Retroactive Foreign Agents Registration Act
The bill would amend the statute to state that termination of an agency relationship shall not relieve an agent from the requirement to file a registration statement “covering the period” during which they acted as a foreign agent. The bill would also make more explicit that DOJ has the authority to seek a court order to enforce the Act (e.g., compelling a foreign agent to register), even if “the person does not act as the agent of a foreign principal at the time the court issues the order.” Finally, the bill would apply these statutory changes to conduct both before and after its enactment.
The bill is a direct response to a recent decision by the US District Court for the District of Columbia (which DOJ is appealing). In October 2022, that court granted the dismissal of a civil lawsuit by DOJ seeking to compel the registration of an alleged foreign agent whose agency relationship with a foreign principal had ended. In that case, Judge James Boasberg held (with palpable reluctance) that he was bound to do so by a D.C. Circuit decision from 1987 that defined how the statute of limitations runs for purposes of criminal FARA prosecutions.2
Many observers interpreted the ruling to severely limit DOJ’s ability to seek civil injunctions to enforce the law, since unregistered agents would appear to be able to avoid being required to register by terminating the relationship with a foreign principal (though they could be vulnerable to criminal prosecution for failing to register before that point).

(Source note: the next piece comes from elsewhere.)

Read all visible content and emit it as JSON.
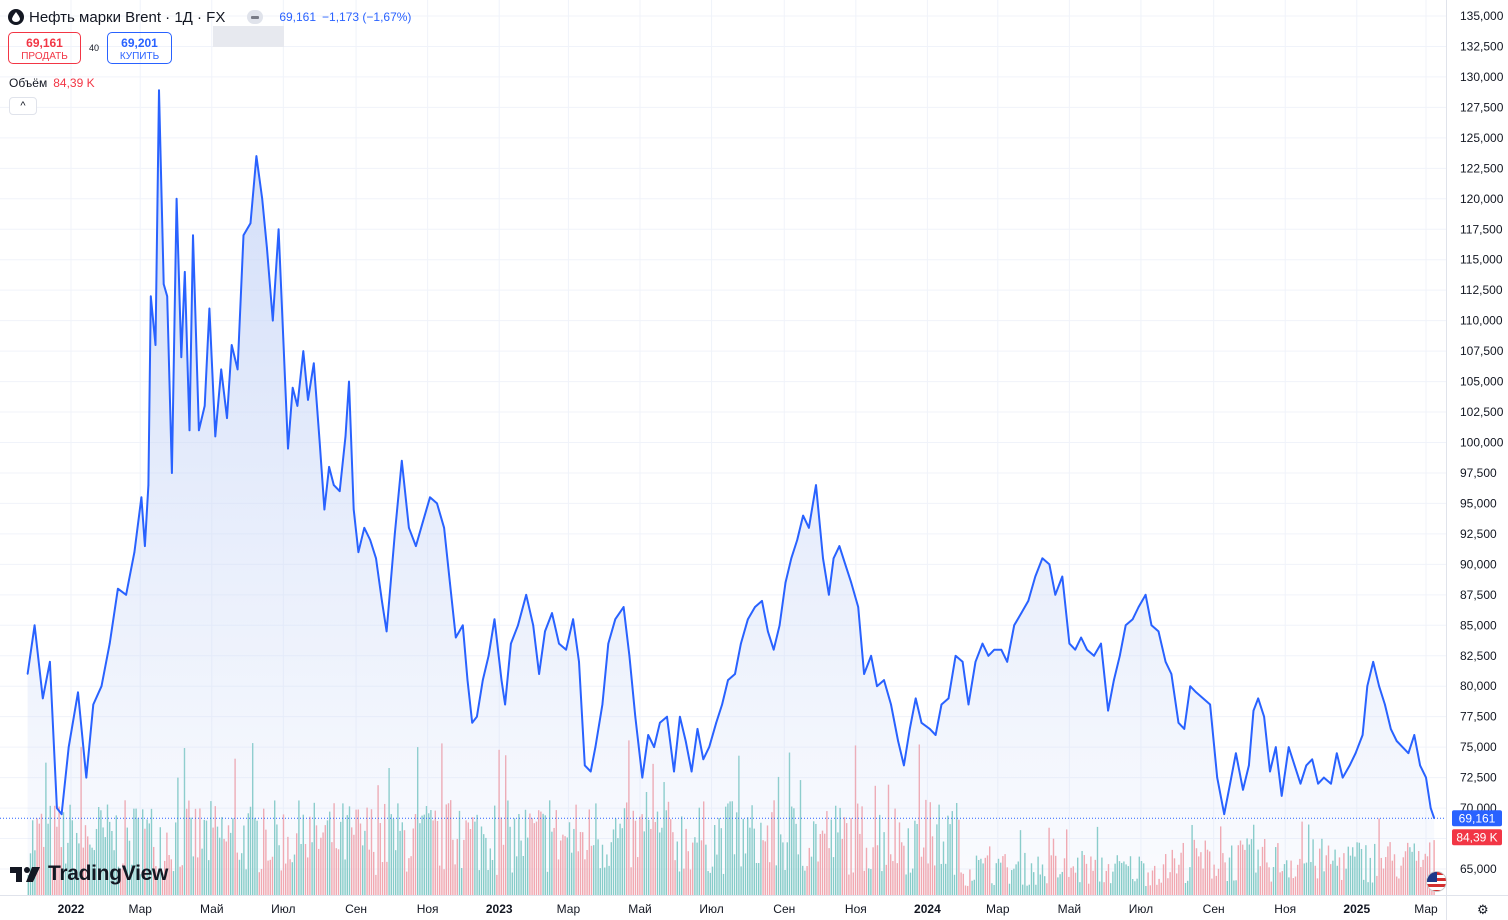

In his decision, Judge Boasberg called for the precise legislative fix provided by the Retroactive Foreign Agents Registration Act, noting that such a change would provide clarification that “although registration as an agent is retroactively required even after the termination of an agency relationship, the registration statements that a former agent needed to file would have to report information only from those prior periods during which he was acting on behalf of a foreign principal, as opposed to indefinitely into the future.”3
The Retroactive Foreign Agents Registration Act appears to have significant bipartisan support across a broad ideological spectrum in both the House and Senate, which could improve its prospects for passage and eventual enactment. In the House, the bill’s initial cosponsors include a group of Members from across the political spectrum, including: Reps. Mike Gallagher (R-WI), Raja Krishnamoorthi (D-IL), Chip Roy (R-TX), Jamie Raskin (D-MD), Rob Wittman (R-VA), Seth Moulton (D-MA), Jim Banks (R-IN), Mikie Sherrill (D-NJ), Dusty Johnson (R-SD), Abigail Spanberger (D-VA), and Shontel Brown (D-OH). In the Senate, the bill was introduced by Sens. Chuck Grassley (R-IA), Gary Peters (D-MI), Marco Rubio (R-FL), Todd Young (R-IN) and Elizabeth Warren (D-MA).
Moreover, the bill’s narrow focus, in direct response to a recent court decision, could also enhance its prospects for passage, since proponents will argue that it will simply restore the law to what many believed it to be. Of course, Congress has tried unsuccessfully to pass FARA reform in the past and it may be challenging for this Congress, to pass anything—even narrow, bipartisan and bicameral bills—this year. Nonetheless, this bill may represent the best shot at FARA reform in many years, which is why those with an interest in FARA should pay close attention to any congressional activity surrounding this bill.
2 United States v. McGoff, 831 F.2d 1071, 1082 (D.C. Cir. 1987) (“From the manner in which FARA defines the status of an agency relationship and mandates the content of statements (and supplements) which foreign agents must file, it appears that the statutory obligation to file expires when the agent ceases activities on behalf of the foreign principal.”).